From these charts it appears that bosom is in steady decline in the Google Books corpus, which the first graph shows fairly clearly.

The second graph shows a few interesting things: first is that full-, which used to be the preferred modifier for both -bosomed and -breasted, has given up a lot of ground to big-, especially with -breasted. Second, that although –bosomed has declined and –breasted has increased, and although all -breasted forms are now more common than all -bosomed forms, historically the biggest change is the ascent of big- and large- vis-a-vis full-. Both full-bosomed and full-breasted were by far the dominant forms, and roughly equal in representation, until about 1980. Apparently the hey-day for all these terms, at least as a proportion of the corpus, ranges from 1920 to 1950.

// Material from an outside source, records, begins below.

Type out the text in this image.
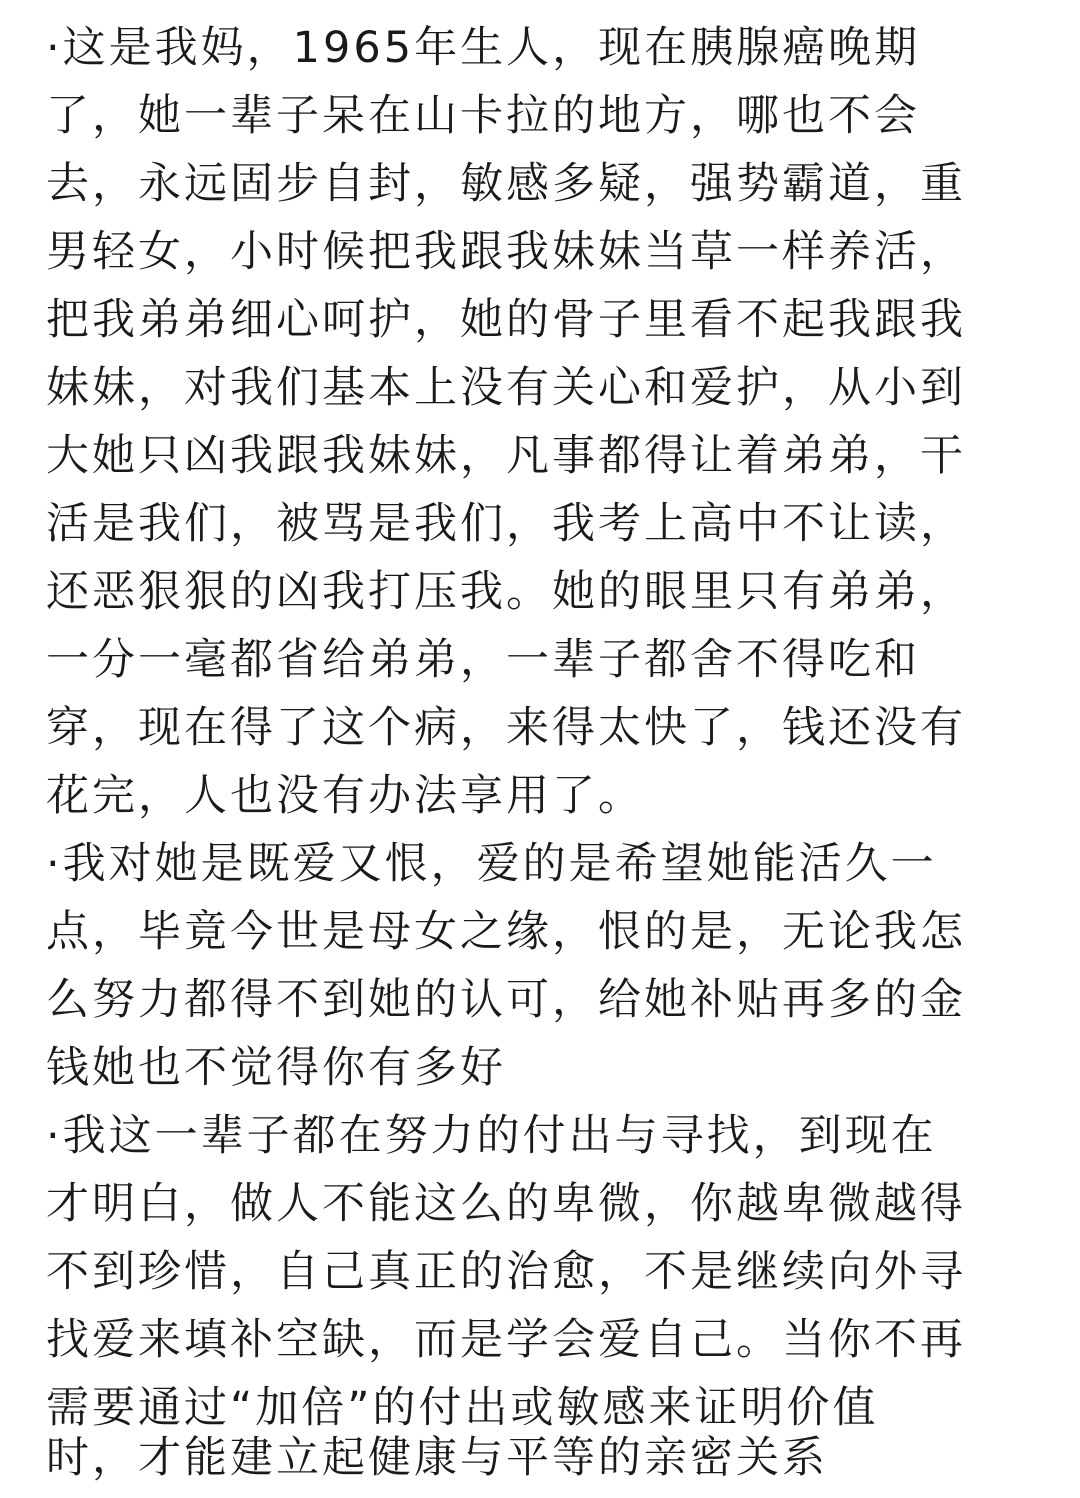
·这是我妈，1965年生人，现在胰腺癌晚期
了，她一辈子呆在山卡拉的地方，哪也不会
去，永远固步自封，敏感多疑，强势霸道，重
男轻女，小时候把我跟我妹妹当草一样养活，
把我弟弟细心呵护，她的骨子里看不起我跟我
妹妹，对我们基本上没有关心和爱护，从小到
大她只凶我跟我妹妹，凡事都得让着弟弟，干
活是我们，被骂是我们，我考上高中不让读，
还恶狠狠的凶我打压我。她的眼里只有弟弟，
一分一毫都省给弟弟，一辈子都舍不得吃和
穿，现在得了这个病，来得太快了，钱还没有
花完，人也没有办法享用了。
·我对她是既爱又恨，爱的是希望她能活久一
点，毕竟今世是母女之缘，恨的是，无论我怎
么努力都得不到她的认可，给她补贴再多的金
钱她也不觉得你有多好
·我这一辈子都在努力的付出与寻找，到现在
才明白，做人不能这么的卑微，你越卑微越得
不到珍惜，自己真正的治愈，不是继续向外寻
找爱来填补空缺，而是学会爱自己。当你不再
需要通过“加倍”的付出或敏感来证明价值
时，才能建立起健康与平等的亲密关系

Perhaps it’s not coincidental that it’s around 1950 that busty takes off. The last chart shows that of a selection from HTOED’s list (you can’t measure chesty because it also means “congested”, a much more current usage), busty is far and away the preferred term nowadays. That word is also roughly 2.5x more frequent than big-breasted in the corpus.